Reading data with multiple data formats
With Scala QL, it's really easy to run a Query
on data of different kind and format.
Start by importing:
import scalaql._
// Docs classes
import scalaql.docs.DocUtils._
import scalaql.docs.Hogwarts._
// Used in examples
import java.nio.file.Paths
import io.circe.generic.auto._
Assume you have the following aggregation Query
:
case class FacultyStats(faculty: String, avgGrade: Double)
val query =
select[Student]
.where(_.age >= 18)
.join(select[Faculty])
.on(_.faculty == _.name)
.groupBy { case (_, faculty) => faculty.name }
.aggregate { (faculty, studentsWithFaculties) =>
studentsWithFaculties
.avgBy { case (student, _) => student.grade }
.map(avgGrade => FacultyStats(faculty, avgGrade))
}
// query: Query[From[Student] with From[Faculty], FacultyStats] = FROM(Hogwarts::Student) -> WHERE INNER JOIN FROM(Hogwarts::Faculty) -> GROUP BY(String) -> AGGREGATE(MdocSession::App::FacultyStats)
You could run this Query
through CSV and JSON files at the same time!
Let's start by defining input files paths:
val studentsPath = Paths.get("docs/src/main/resources/students.csv")
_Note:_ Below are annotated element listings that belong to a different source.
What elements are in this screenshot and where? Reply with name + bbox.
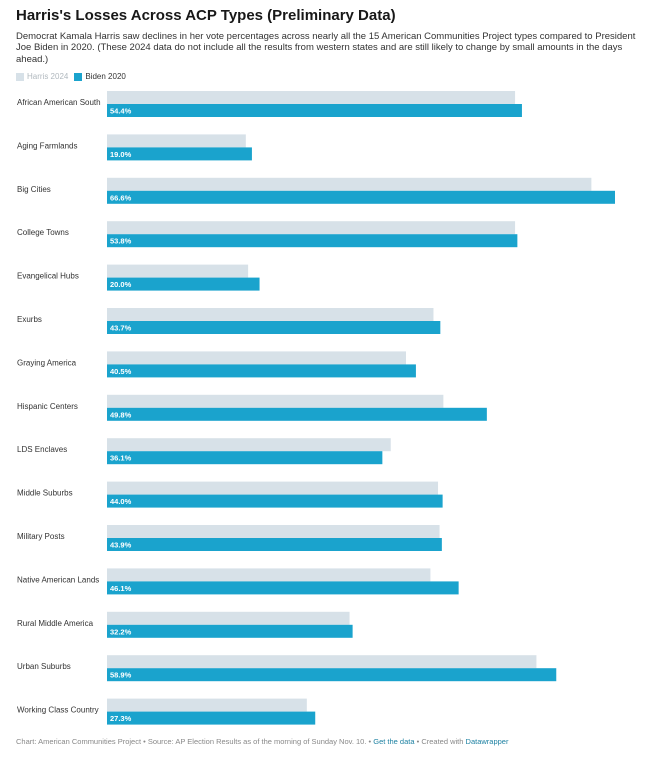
bar-harris-2024: [107, 525, 440, 538]
bar-harris-2024: [107, 655, 537, 669]
bar-biden-2020: [107, 321, 441, 334]
legend-label-biden: Biden 2020: [85, 72, 126, 81]
category-label: African American South: [17, 98, 101, 107]
category-label: Working Class Country: [17, 706, 99, 715]
legend-swatch-biden: [74, 72, 83, 81]
category-label: Hispanic Centers: [17, 402, 78, 411]
legend-item-biden: Biden 2020: [74, 72, 126, 81]
category-label: Native American Lands: [17, 575, 99, 584]
footer-source: Chart: American Communities Project • So…: [16, 737, 372, 746]
bar-biden-2020: [107, 147, 252, 161]
bar-biden-2020: [107, 234, 518, 248]
bar-harris-2024: [107, 134, 246, 148]
legend-item-harris: Harris 2024: [16, 72, 68, 81]
chart-row: Urban Suburbs 58.9%: [17, 655, 557, 682]
chart-row: College Towns 53.8%: [17, 221, 518, 248]
chart-row: Native American Lands 46.1%: [17, 568, 459, 595]
bar-harris-2024: [107, 698, 307, 712]
chart-row: LDS Enclaves 36.1%: [17, 438, 391, 465]
chart-legend: Harris 2024 Biden 2020: [16, 72, 132, 81]
value-label-biden-2020: 66.6%: [110, 193, 132, 202]
bar-biden-2020: [107, 624, 353, 638]
value-label-biden-2020: 20.0%: [110, 280, 132, 289]
chart-row: Middle Suburbs 44.0%: [17, 481, 443, 508]
value-label-biden-2020: 27.3%: [110, 714, 132, 723]
bar-biden-2020: [107, 451, 383, 465]
chart-subtitle: Democrat Kamala Harris saw declines in h…: [16, 31, 636, 65]
bar-biden-2020: [107, 407, 487, 421]
bar-biden-2020: [107, 668, 557, 682]
bar-harris-2024: [107, 438, 391, 452]
category-label: Big Cities: [17, 185, 51, 194]
value-label-biden-2020: 53.8%: [110, 237, 132, 246]
legend-label-harris: Harris 2024: [27, 72, 69, 81]
bar-harris-2024: [107, 351, 407, 365]
value-label-biden-2020: 49.8%: [110, 410, 132, 419]
category-label: Aging Farmlands: [17, 141, 77, 150]
category-label: Urban Suburbs: [17, 662, 71, 671]
value-label-biden-2020: 43.7%: [110, 324, 132, 333]
bar-biden-2020: [107, 277, 260, 291]
value-label-biden-2020: 32.2%: [110, 627, 132, 636]
chart-row: Exurbs 43.7%: [17, 308, 441, 334]
chart-row: Rural Middle America 32.2%: [17, 611, 353, 638]
value-label-biden-2020: 36.1%: [110, 454, 132, 463]
bar-harris-2024: [107, 177, 592, 191]
bar-harris-2024: [107, 394, 444, 408]
value-label-biden-2020: 43.9%: [110, 541, 132, 550]
chart-row: Hispanic Centers 49.8%: [17, 394, 487, 421]
bar-biden-2020: [107, 581, 459, 595]
chart-footer: Chart: American Communities Project • So…: [16, 737, 508, 746]
value-label-biden-2020: 58.9%: [110, 671, 132, 680]
category-label: Graying America: [17, 358, 77, 367]
category-label: Military Posts: [17, 532, 65, 541]
category-label: Middle Suburbs: [17, 489, 73, 498]
bar-biden-2020: [107, 364, 416, 378]
bar-biden-2020: [107, 104, 522, 117]
bar-harris-2024: [107, 221, 516, 235]
value-label-biden-2020: 54.4%: [110, 107, 132, 116]
chart-row: Working Class Country 27.3%: [17, 698, 316, 725]
get-the-data-link[interactable]: Get the data: [373, 737, 415, 746]
category-label: LDS Enclaves: [17, 445, 67, 454]
chart-row: Military Posts 43.9%: [17, 525, 442, 551]
chart-row: African American South 54.4%: [17, 91, 522, 117]
bar-biden-2020: [107, 190, 615, 204]
bar-harris-2024: [107, 481, 439, 495]
footer-created-with: • Created with: [416, 737, 464, 746]
datawrapper-link[interactable]: Datawrapper: [465, 737, 509, 746]
bar-harris-2024: [107, 611, 350, 625]
bar-biden-2020: [107, 711, 316, 725]
bar-harris-2024: [107, 91, 516, 104]
value-label-biden-2020: 44.0%: [110, 497, 132, 506]
category-label: Rural Middle America: [17, 619, 94, 628]
chart-row: Big Cities 66.6%: [17, 177, 615, 204]
bar-harris-2024: [107, 568, 431, 582]
bar-biden-2020: [107, 494, 443, 508]
bar-harris-2024: [107, 308, 434, 321]
bar-biden-2020: [107, 538, 442, 551]
legend-swatch-harris: [16, 72, 24, 81]
value-label-biden-2020: 46.1%: [110, 584, 132, 593]
value-label-biden-2020: 19.0%: [110, 150, 132, 159]
category-label: Evangelical Hubs: [17, 272, 79, 281]
bar-harris-2024: [107, 264, 249, 278]
chart-row: Graying America 40.5%: [17, 351, 416, 378]
category-label: Exurbs: [17, 315, 42, 324]
chart-row: Aging Farmlands 19.0%: [17, 134, 252, 161]
chart-title: Harris's Losses Across ACP Types (Prelim…: [16, 7, 396, 24]
category-label: College Towns: [17, 228, 69, 237]
chart-row: Evangelical Hubs 20.0%: [17, 264, 260, 291]
value-label-biden-2020: 40.5%: [110, 367, 132, 376]
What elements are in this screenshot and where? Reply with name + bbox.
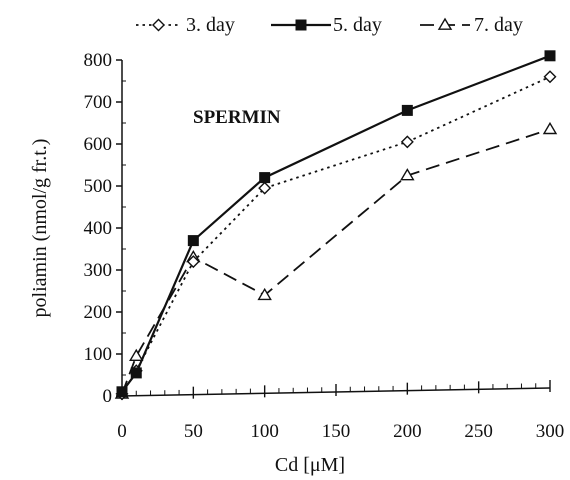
x-tick-label: 200: [393, 421, 422, 442]
data-point-diamond: [400, 135, 414, 149]
y-tick-label: 500: [84, 176, 113, 197]
legend-marker-triangle: [437, 17, 453, 30]
series-line-3-day: [121, 75, 551, 395]
data-point-diamond: [543, 70, 557, 84]
data-point-square: [130, 367, 142, 379]
x-tick-label: 250: [464, 421, 493, 442]
y-tick-label: 800: [84, 50, 113, 71]
data-point-diamond: [186, 255, 200, 269]
data-point-triangle: [400, 168, 415, 181]
data-point-square: [259, 172, 271, 184]
data-point-triangle: [257, 287, 272, 301]
x-tick-label: 50: [184, 421, 203, 442]
y-tick-label: 400: [84, 218, 113, 239]
legend-marker-square: [295, 19, 307, 31]
legend: 3. day 5. day 7. day: [136, 14, 523, 36]
legend-label: 3. day: [186, 14, 235, 36]
y-tick-label: 200: [84, 302, 113, 323]
data-point-square: [544, 50, 556, 62]
data-point-square: [116, 386, 128, 398]
data-point-triangle: [129, 348, 144, 361]
data-point-square: [401, 104, 413, 116]
y-tick-label: 300: [84, 260, 113, 281]
series-line-7-day: [121, 128, 551, 395]
y-tick-label: 600: [84, 134, 113, 155]
y-axis-title: poliamin (nmol/g fr.t.): [29, 139, 51, 318]
x-axis-title: Cd [μM]: [275, 454, 345, 476]
y-tick-label: 700: [84, 92, 113, 113]
legend-label: 7. day: [474, 14, 523, 36]
y-tick-label: 0: [103, 386, 113, 407]
plot-area: 0 100 200 300 400 500 600 700 800 0 50 100 150 200 250…: [84, 50, 565, 442]
y-tick-label: 100: [84, 344, 113, 365]
x-tick-label: 150: [322, 421, 351, 442]
x-tick-label: 100: [250, 421, 279, 442]
data-point-square: [187, 235, 199, 247]
legend-label: 5. day: [333, 14, 382, 36]
data-point-diamond: [258, 181, 272, 195]
x-tick-label: 300: [536, 421, 565, 442]
chart-annotation: SPERMIN: [193, 107, 281, 128]
x-tick-label: 0: [117, 421, 127, 442]
data-point-triangle: [542, 121, 558, 135]
legend-marker-diamond: [152, 18, 165, 32]
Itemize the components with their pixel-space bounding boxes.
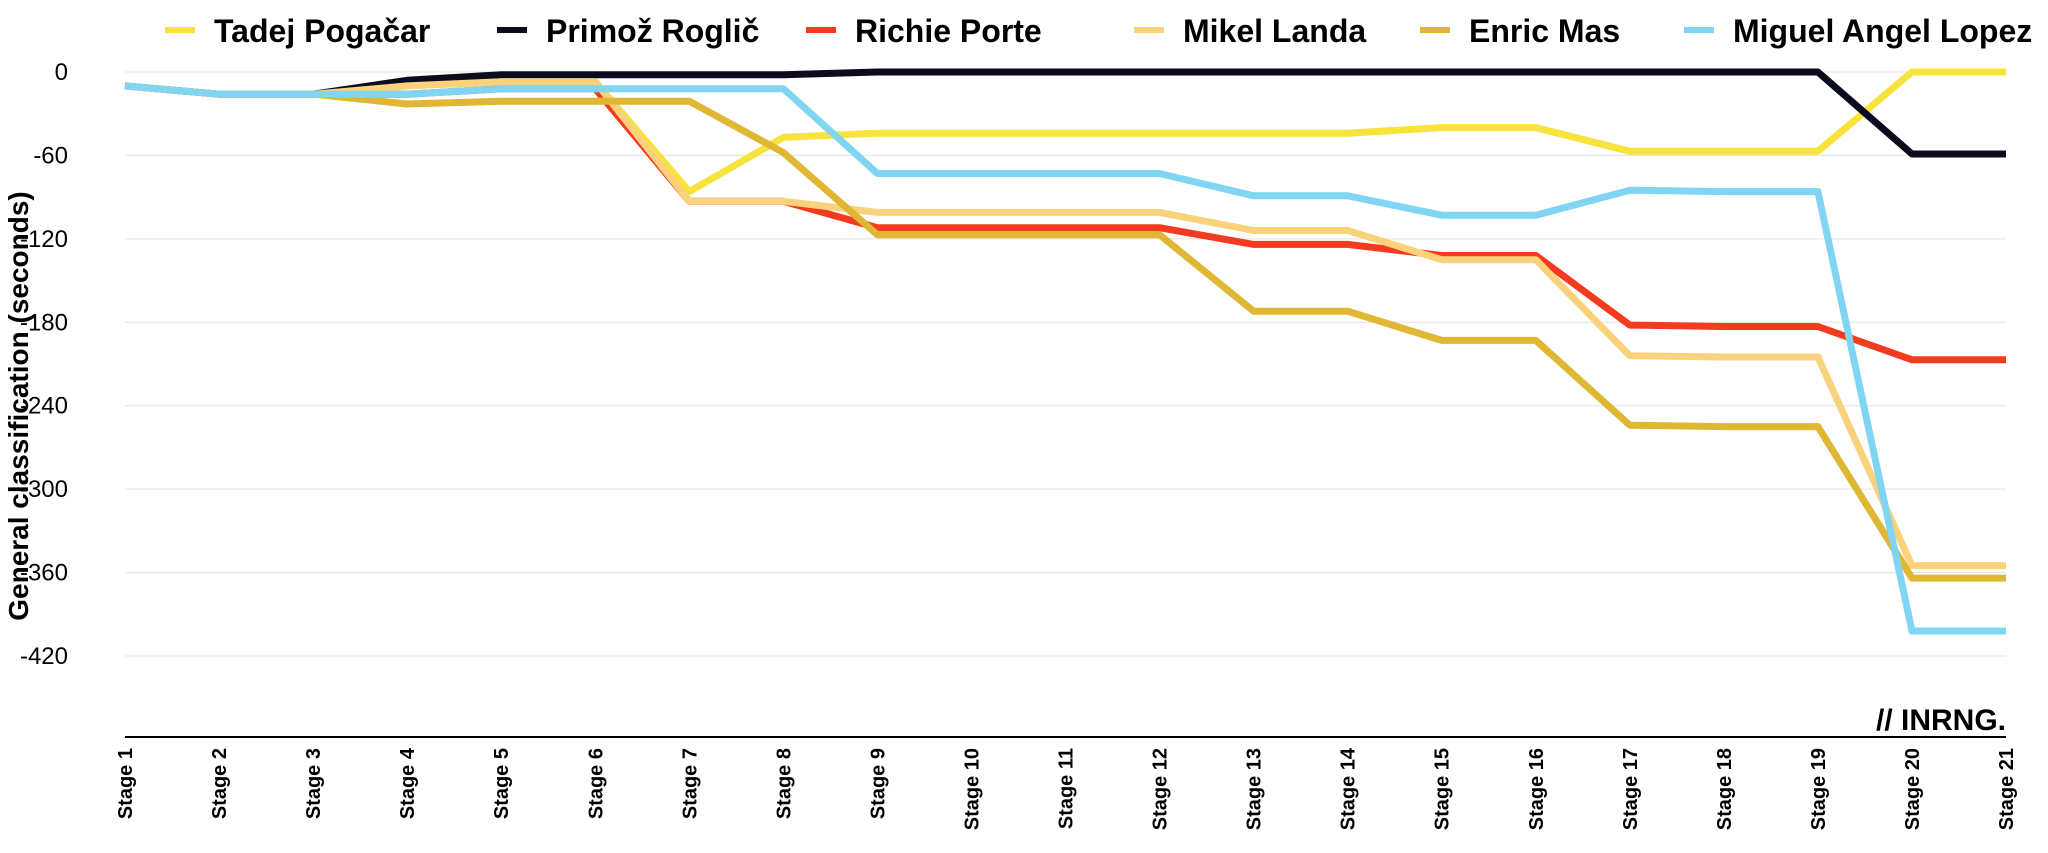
- series-line-mikel-landa: [124, 78, 2006, 570]
- inrng-watermark: // INRNG.: [1876, 704, 2006, 737]
- y-tick-label: -360: [20, 560, 68, 587]
- x-tick-label: Stage 7: [679, 748, 701, 819]
- legend: Tadej Pogačar Primož Roglič Richie Porte Mi…: [165, 13, 2032, 49]
- x-tick-label: Stage 2: [209, 748, 231, 819]
- x-tick-label: Stage 12: [1150, 748, 1172, 830]
- legend-label: Mikel Landa: [1183, 13, 1366, 49]
- series-line-primo-rogli-: [124, 68, 2006, 158]
- x-tick-label: Stage 11: [1056, 748, 1078, 829]
- x-tick-label: Stage 10: [961, 748, 983, 830]
- series-lines: [124, 68, 2006, 635]
- x-tick-label: Stage 9: [867, 748, 889, 819]
- legend-label: Miguel Angel Lopez: [1733, 13, 2032, 49]
- series-line-miguel-angel-lopez: [124, 82, 2006, 635]
- gridlines: [125, 71, 2006, 657]
- y-tick-label: 0: [55, 59, 68, 86]
- legend-label: Primož Roglič: [546, 13, 759, 49]
- y-axis-title: General classification (seconds): [3, 191, 34, 621]
- y-tick-label: -120: [20, 226, 68, 253]
- x-tick-label: Stage 3: [303, 748, 325, 819]
- legend-label: Enric Mas: [1469, 13, 1620, 49]
- y-tick-label: -180: [20, 309, 68, 336]
- y-tick-label: -240: [20, 393, 68, 420]
- series-line-richie-porte: [124, 82, 2006, 364]
- y-tick-label: -60: [33, 142, 68, 169]
- x-tick-label: Stage 21: [1996, 748, 2018, 830]
- x-tick-label: Stage 20: [1902, 748, 1924, 830]
- legend-label: Tadej Pogačar: [214, 13, 430, 49]
- y-tick-label: -300: [20, 476, 68, 503]
- x-tick-label: Stage 5: [491, 748, 513, 819]
- x-tick-label: Stage 15: [1432, 748, 1454, 830]
- x-tick-label: Stage 19: [1808, 748, 1830, 830]
- x-axis-ticks: Stage 1 Stage 2 Stage 3 Stage 4 Stage 5 Stage…: [115, 747, 2018, 830]
- x-tick-label: Stage 13: [1244, 748, 1266, 830]
- series-line-enric-mas: [124, 82, 2006, 582]
- y-axis-ticks: 0 -60 -120 -180 -240 -300 -360 -420: [20, 59, 68, 670]
- x-tick-label: Stage 18: [1714, 748, 1736, 830]
- x-tick-label: Stage 8: [773, 748, 795, 819]
- y-tick-label: -420: [20, 643, 68, 670]
- x-tick-label: Stage 14: [1338, 747, 1360, 830]
- x-tick-label: Stage 17: [1620, 748, 1642, 830]
- x-tick-label: Stage 6: [585, 748, 607, 819]
- x-tick-label: Stage 1: [115, 748, 137, 819]
- x-tick-label: Stage 16: [1526, 748, 1548, 830]
- legend-label: Richie Porte: [855, 13, 1042, 49]
- x-tick-label: Stage 4: [397, 747, 419, 819]
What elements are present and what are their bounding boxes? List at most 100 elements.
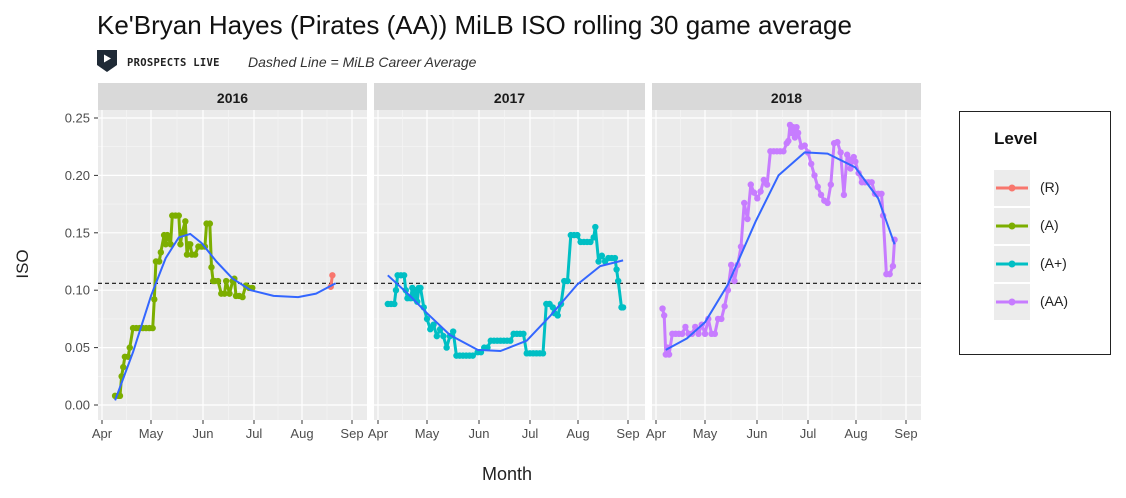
series-AA (659, 121, 898, 358)
data-point (659, 305, 666, 312)
data-point (788, 129, 795, 137)
data-point (747, 181, 754, 188)
facet-strip (652, 83, 921, 110)
data-point (757, 188, 764, 195)
data-point (847, 165, 854, 172)
y-tick-label: 0.10 (65, 283, 90, 298)
data-point (414, 298, 421, 305)
data-point (191, 251, 199, 258)
brand-name: PROSPECTS LIVE (127, 57, 220, 69)
data-point (221, 290, 228, 297)
data-point (120, 363, 127, 371)
data-point (151, 296, 158, 303)
x-tick-label: Sep (616, 426, 639, 441)
x-tick-label: May (415, 426, 440, 441)
x-tick-label: Aug (290, 426, 313, 441)
data-point (574, 231, 581, 239)
data-point (731, 277, 738, 285)
data-point (711, 330, 719, 338)
data-point (564, 277, 571, 285)
data-point (811, 172, 818, 179)
x-tick-label: Aug (566, 426, 589, 441)
y-tick-label: 0.25 (65, 111, 90, 126)
plot-panel-bg (652, 110, 921, 420)
facet-panel-2016: 2016 Apr May Jun Jul Aug Sep (92, 83, 367, 441)
data-point (402, 287, 409, 294)
legend-label: (R) (1040, 179, 1060, 195)
data-point (433, 332, 441, 340)
data-point (827, 181, 835, 188)
data-point (587, 238, 594, 246)
data-point (701, 330, 709, 338)
data-point (817, 191, 825, 199)
smooth-trend-line (387, 259, 624, 352)
data-point (791, 134, 799, 141)
data-point (183, 251, 191, 258)
data-point (763, 181, 771, 188)
data-point (845, 156, 853, 163)
data-point (214, 277, 222, 285)
x-tick-label: Sep (894, 426, 917, 441)
x-tick-label: Apr (368, 426, 389, 441)
plot-panel-bg (98, 110, 367, 420)
data-point (164, 231, 171, 239)
smooth-trend-line (665, 151, 896, 351)
data-point (520, 330, 527, 338)
y-tick-label: 0.15 (65, 225, 90, 240)
facet-panel-2017: 2017 Apr May Jun Jul Aug Sep (368, 83, 645, 441)
data-point (222, 277, 230, 285)
data-point (760, 176, 768, 184)
legend-item: (A) (994, 208, 1104, 244)
data-point (750, 189, 758, 196)
data-point (178, 229, 186, 236)
legend-key (994, 284, 1030, 320)
data-point (329, 272, 336, 279)
x-tick-label: Sep (340, 426, 363, 441)
data-point (484, 344, 491, 351)
data-point (167, 241, 174, 248)
facet-strip (374, 83, 645, 110)
data-point (157, 249, 165, 256)
y-tick-label: 0.20 (65, 168, 90, 183)
data-point (149, 324, 156, 332)
data-point (592, 223, 599, 231)
x-axis-ticks: Apr May Jun Jul Aug Sep (646, 420, 918, 441)
data-point (785, 137, 792, 145)
data-point (443, 344, 450, 351)
data-point (440, 332, 447, 340)
facet-panel-2018: 2018 Apr May Jun Jul Aug Sep (646, 83, 921, 441)
legend-key (994, 208, 1030, 244)
x-tick-label: May (139, 426, 164, 441)
x-tick-label: Apr (646, 426, 667, 441)
facets-layer: 2016 Apr May Jun Jul Aug Sep 2017 Apr May Jun Jul Au… (92, 83, 921, 441)
gridlines (98, 110, 367, 420)
smooth-trend-line (114, 232, 337, 401)
x-tick-label: May (693, 426, 718, 441)
legend-item: (A+) (994, 246, 1104, 282)
data-point (793, 123, 800, 131)
data-point (682, 323, 689, 331)
data-point (744, 215, 751, 223)
chart-title: Ke'Bryan Hayes (Pirates (AA)) MiLB ISO r… (97, 10, 852, 40)
data-point (889, 262, 897, 270)
data-point (613, 266, 620, 273)
data-point (554, 312, 561, 319)
data-point (878, 190, 885, 197)
x-axis-ticks: Apr May Jun Jul Aug Sep (368, 420, 640, 441)
facet-strip (98, 83, 367, 110)
legend-label: (A) (1040, 217, 1059, 233)
data-point (162, 241, 169, 248)
y-tick-label: 0.05 (65, 340, 90, 355)
data-point (678, 330, 686, 338)
data-point (155, 258, 163, 265)
data-point (737, 243, 745, 250)
data-point (430, 321, 437, 328)
legend-item: (R) (994, 170, 1104, 206)
data-point (840, 191, 848, 199)
data-point (507, 337, 514, 344)
data-point (400, 272, 408, 279)
play-shield-icon (97, 49, 117, 77)
data-point (239, 293, 246, 301)
x-tick-label: Apr (92, 426, 113, 441)
data-point (824, 199, 831, 207)
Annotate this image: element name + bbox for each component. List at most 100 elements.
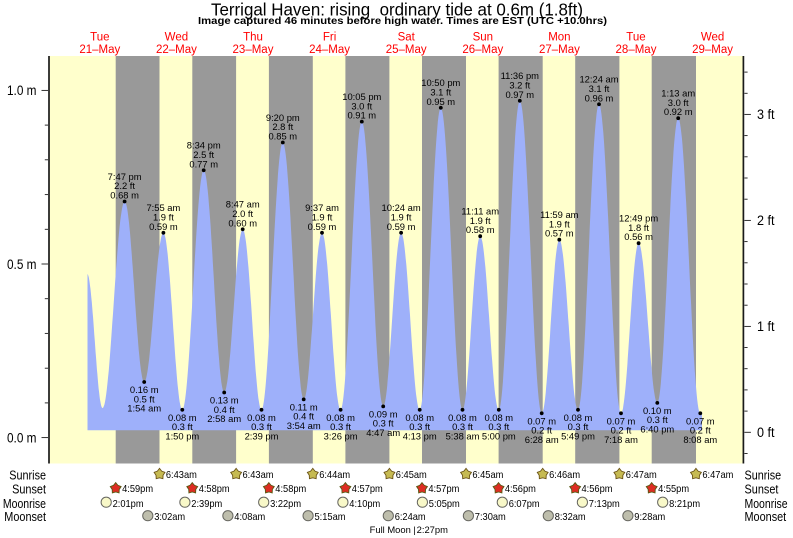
svg-text:Moonset: Moonset (4, 509, 46, 524)
svg-text:4:57pm: 4:57pm (428, 484, 459, 495)
svg-text:8:32am: 8:32am (555, 512, 586, 523)
svg-text:6:24am: 6:24am (395, 512, 426, 523)
svg-text:6:43am: 6:43am (243, 470, 274, 481)
svg-text:4:55pm: 4:55pm (658, 484, 689, 495)
svg-text:0.2 ft: 0.2 ft (611, 425, 632, 436)
svg-text:0.5 ft: 0.5 ft (134, 393, 155, 404)
svg-text:Mon: Mon (548, 31, 570, 43)
svg-text:1:13 am: 1:13 am (661, 88, 695, 99)
svg-text:3.1 ft: 3.1 ft (430, 87, 451, 98)
svg-text:0.85 m: 0.85 m (268, 131, 297, 142)
svg-text:0.08 m: 0.08 m (405, 412, 434, 423)
svg-text:3.2 ft: 3.2 ft (509, 80, 530, 91)
svg-text:7:55 am: 7:55 am (146, 202, 180, 213)
svg-text:0.77 m: 0.77 m (189, 158, 218, 169)
svg-text:4:56pm: 4:56pm (505, 484, 536, 495)
svg-text:10:50 pm: 10:50 pm (421, 77, 460, 88)
svg-text:0.2 ft: 0.2 ft (531, 425, 552, 436)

// studentsPath: java.nio.file.Path = docs/src/main/resources/students.csv
val facultiesPath = Paths.get("docs/src/main/resources/faculties.json")
// facultiesPath: java.nio.file.Path = docs/src/main/resources/faculties.json
val outPath = Paths.get("target/faculty_stats_complex.csv")
// outPath: java.nio.file.Path = target/faculty_stats_complex.csv
Then you only need to just provide the correct input:
query
.foreach(
csv.write[FacultyStats].file(outPath)
)
.run(
from(
csv.read[Student].file(studentsPath)
) & from(
json.read[Faculty].file(facultiesPath)
)
)
It will produce the following CSV file:
printFile(outPath)
// faculty,avgGrade
// Slytherin,85.1
// Gryffindor,83.63333333333334
//